As our vacation approaches its end, we follow the coast south of Troy up to Ayvalik, a pretty little town where old friends have invited us for our last week. About twenty minutes out of town, they have a summer-house near the beach.

Our hosts, a Turkish professor and his wife, who teaches English, have studied in Britain and worked in America. Their young daughter with her American English might have stepped out of a middle Western junior high school. On the beach, at dinner in the evening, on the terrace over a beer, we discuss our Turkish journey. Our friends too are disgusted with Clinton and Europe and the Balkans. But they do not ascribe the inaction to weakness. The brother-in-law reckons that neither Americans nor Europeans waste much thought or sympathy or aid on Turkey, and naturally thinks that this is a mistake.

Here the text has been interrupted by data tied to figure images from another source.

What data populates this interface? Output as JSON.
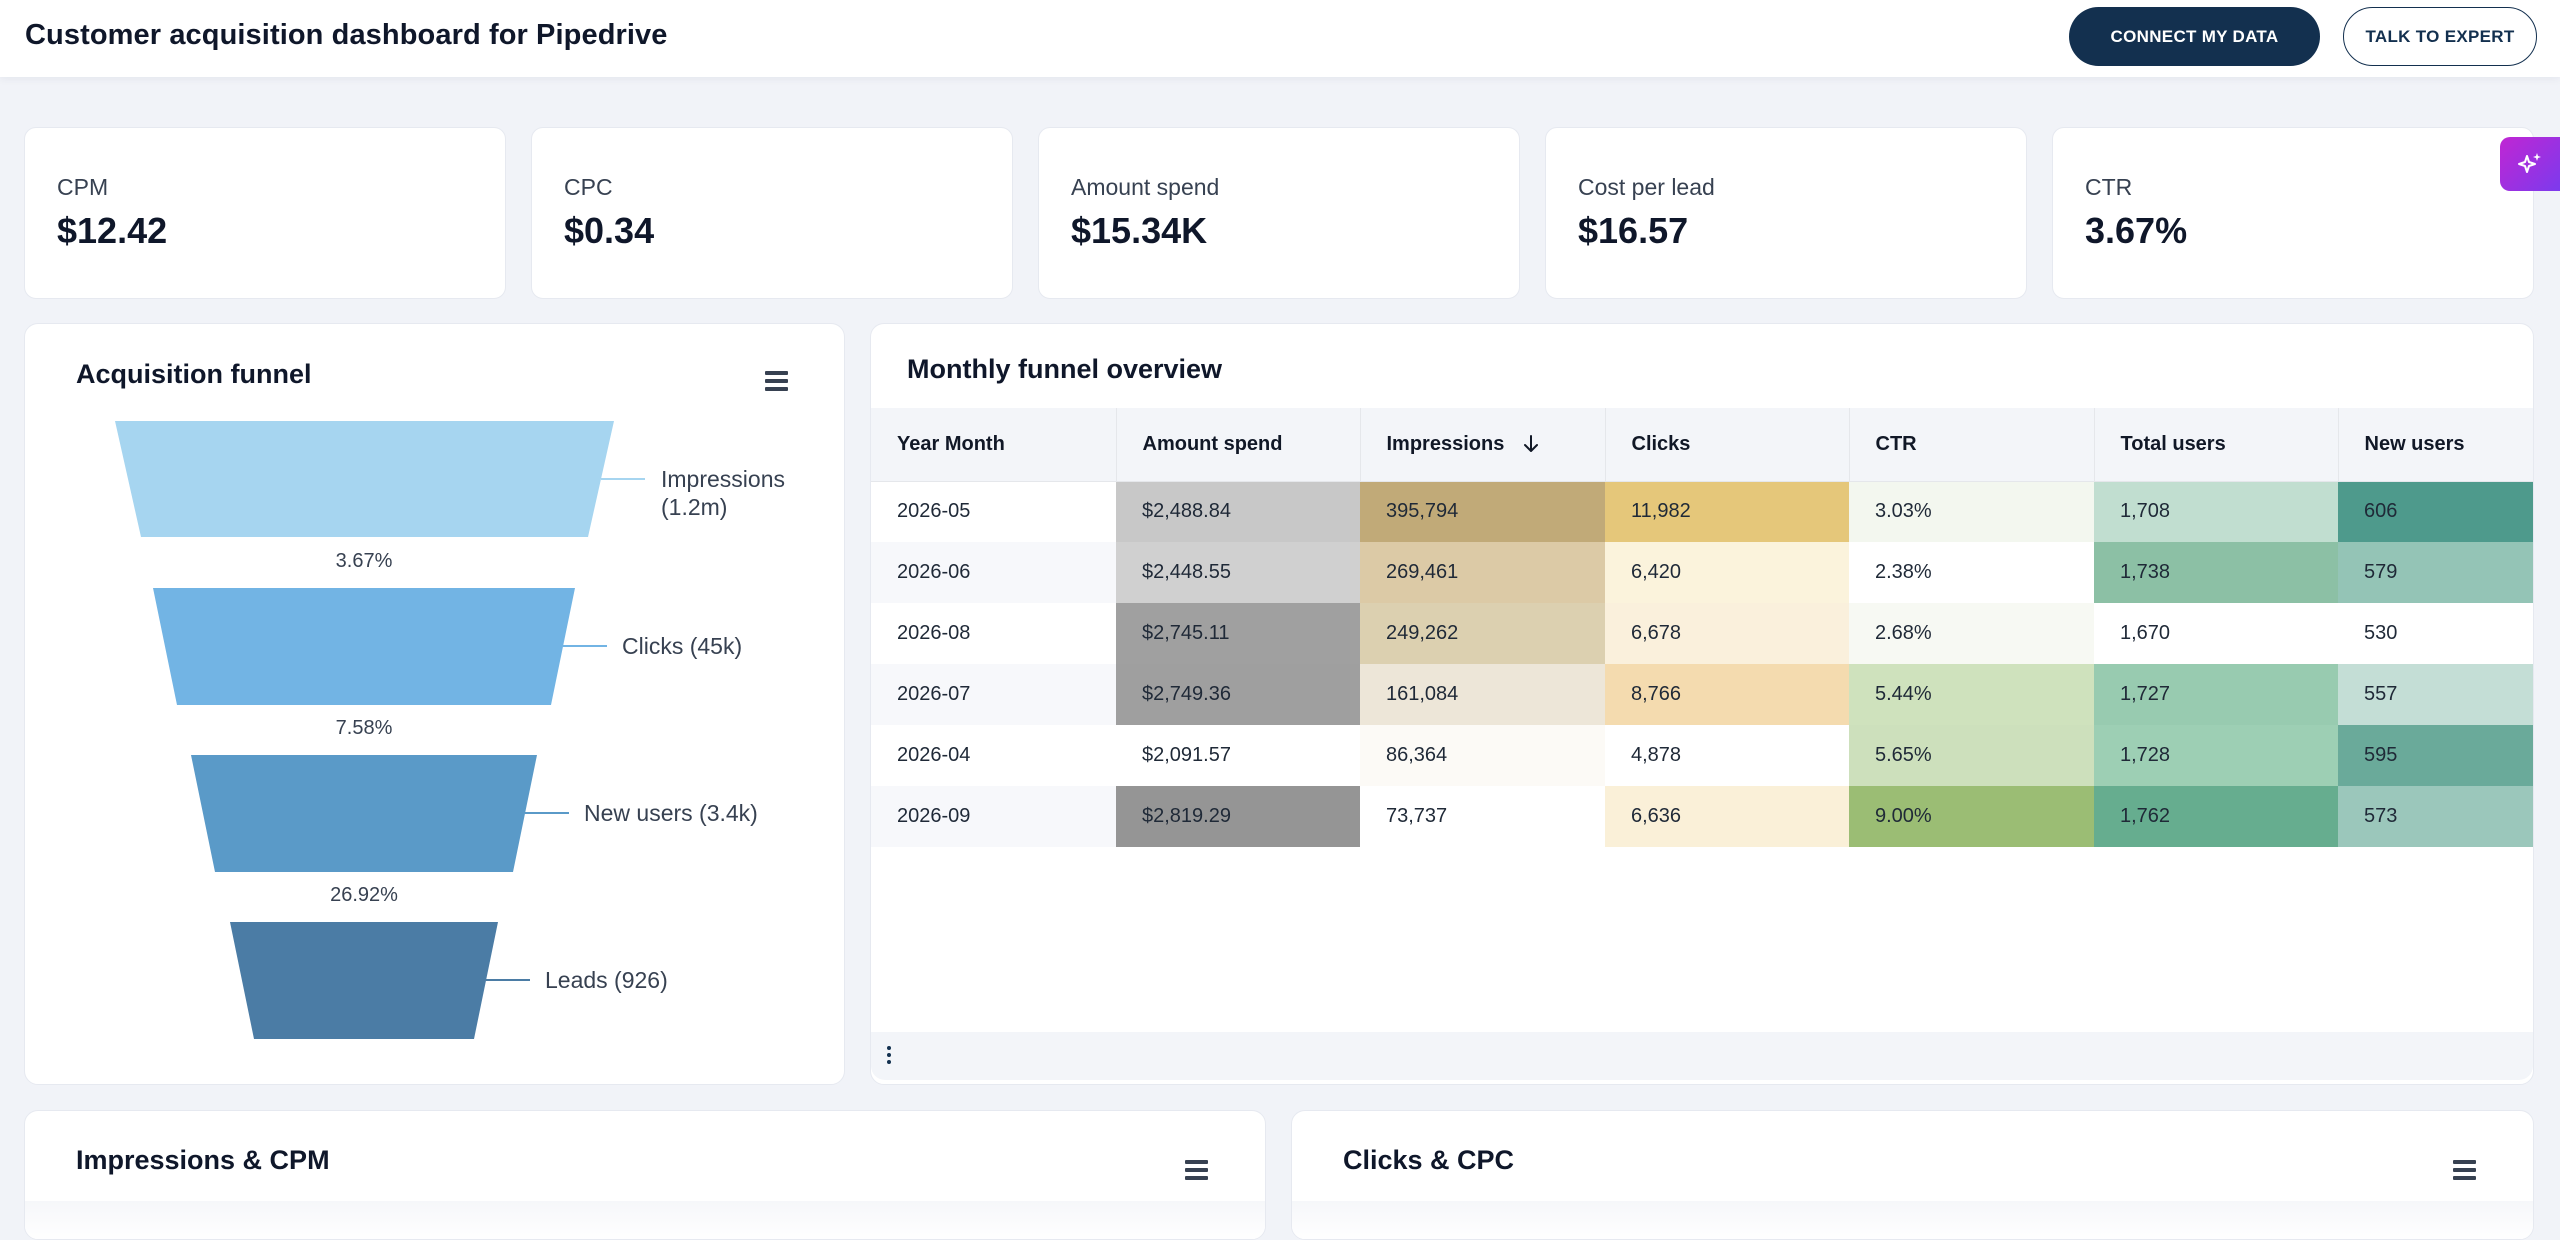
{
  "header": {
    "title": "Customer acquisition dashboard for Pipedrive",
    "connect_label": "CONNECT MY DATA",
    "expert_label": "TALK TO EXPERT"
  },
  "kpis": [
    {
      "label": "CPM",
      "value": "$12.42"
    },
    {
      "label": "CPC",
      "value": "$0.34"
    },
    {
      "label": "Amount spend",
      "value": "$15.34K"
    },
    {
      "label": "Cost per lead",
      "value": "$16.57"
    },
    {
      "label": "CTR",
      "value": "3.67%"
    }
  ],
  "funnel": {
    "title": "Acquisition funnel",
    "stages": [
      {
        "line1": "Impressions",
        "line2": "(1.2m)",
        "color": "#a6d5f0"
      },
      {
        "line1": "Clicks (45k)",
        "line2": "",
        "color": "#72b4e4"
      },
      {
        "line1": "New users (3.4k)",
        "line2": "",
        "color": "#5a9ac8"
      },
      {
        "line1": "Leads (926)",
        "line2": "",
        "color": "#4b7ca5"
      }
    ],
    "rates": [
      "3.67%",
      "7.58%",
      "26.92%"
    ]
  },
  "table": {
    "title": "Monthly funnel overview",
    "columns": [
      "Year Month",
      "Amount spend",
      "Impressions",
      "Clicks",
      "CTR",
      "Total users",
      "New users"
    ],
    "rows": [
      [
        "2026-05",
        "$2,488.84",
        "395,794",
        "11,982",
        "3.03%",
        "1,708",
        "606"
      ],
      [
        "2026-06",
        "$2,448.55",
        "269,461",
        "6,420",
        "2.38%",
        "1,738",
        "579"
      ],
      [
        "2026-08",
        "$2,745.11",
        "249,262",
        "6,678",
        "2.68%",
        "1,670",
        "530"
      ],
      [
        "2026-07",
        "$2,749.36",
        "161,084",
        "8,766",
        "5.44%",
        "1,727",
        "557"
      ],
      [
        "2026-04",
        "$2,091.57",
        "86,364",
        "4,878",
        "5.65%",
        "1,728",
        "595"
      ],
      [
        "2026-09",
        "$2,819.29",
        "73,737",
        "6,636",
        "9.00%",
        "1,762",
        "573"
      ]
    ],
    "cell_colors": [
      [
        "",
        "#c8c8c8",
        "#c1aa78",
        "#e5c77a",
        "#f3f7ef",
        "#c1ded0",
        "#4e9a8c"
      ],
      [
        "",
        "#d0d0d0",
        "#dccaa6",
        "#fbf3dc",
        "#ffffff",
        "#8cc0a5",
        "#94c4b6"
      ],
      [
        "",
        "#a0a0a0",
        "#dcd0b0",
        "#faf0dc",
        "#f7f9f3",
        "#ffffff",
        "#ffffff"
      ],
      [
        "",
        "#9f9f9f",
        "#ede6d8",
        "#f4dbaf",
        "#cfe2bd",
        "#98cbb0",
        "#c4ded6"
      ],
      [
        "",
        "#ffffff",
        "#fcfaf6",
        "#ffffff",
        "#cde0bc",
        "#9dcfb4",
        "#6aaa9a"
      ],
      [
        "",
        "#959595",
        "#ffffff",
        "#faf0d8",
        "#9bbd74",
        "#66ad8f",
        "#9bc7bb"
      ]
    ]
  },
  "bottom": {
    "left_title": "Impressions & CPM",
    "right_title": "Clicks & CPC"
  }
}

Fundamentalists mean to take advantage of Turkey's economic problems, with wild promises; Western indifference makes those promises more attractive. The fundamentalists are now damning Atatürk's anti-Islamic reforms as the work of Satan, and intend to force Turkey back into the world of Middle Eastern Islam if they can. "Surely," I argue, "they can't, not after all this time?" Will the Turks find another secular leader like Atatürk, maybe from the Army, to get through today's troubles? The brother-in-law shakes his head. "No. Whatever the West thinks, we want a democratic country. We need a team, not a leader."

We move on to talk of lighter and happier things, but pessimism returns when the conversation again touches on America and the Balkans. "Turkey and Israel have been allies of the Americans. That means strong American influence in this region which the Europeans, especially France and Germany, want to remove. And Mr. Clinton is helping them with his flabby leadership. The Americans don't care about Turkey since the end of the Cold War. We provide a convenience now and then, like the base at Incirlik." Then, with some irritation, "We are not treated like a modern country but like some remnant of the Ottoman Empire." Everything now, my friend believes, depends on the economy. "We need trade, we need to be closer to Europe. But they do not want to be closer to us, not until the Americans are gone and the Europeans can do what they like here."

"If the fundamentalists won" he goes on, "there would be nothing here for us, or for America or for Europe either. I would take my family and come to the West. For seventy years, Turkey has been looking to the West...In the 'fifties, you know, we worshiped America. That has changed now. We don't quite trust you. The Cold War is over, and other things are changing. Many things."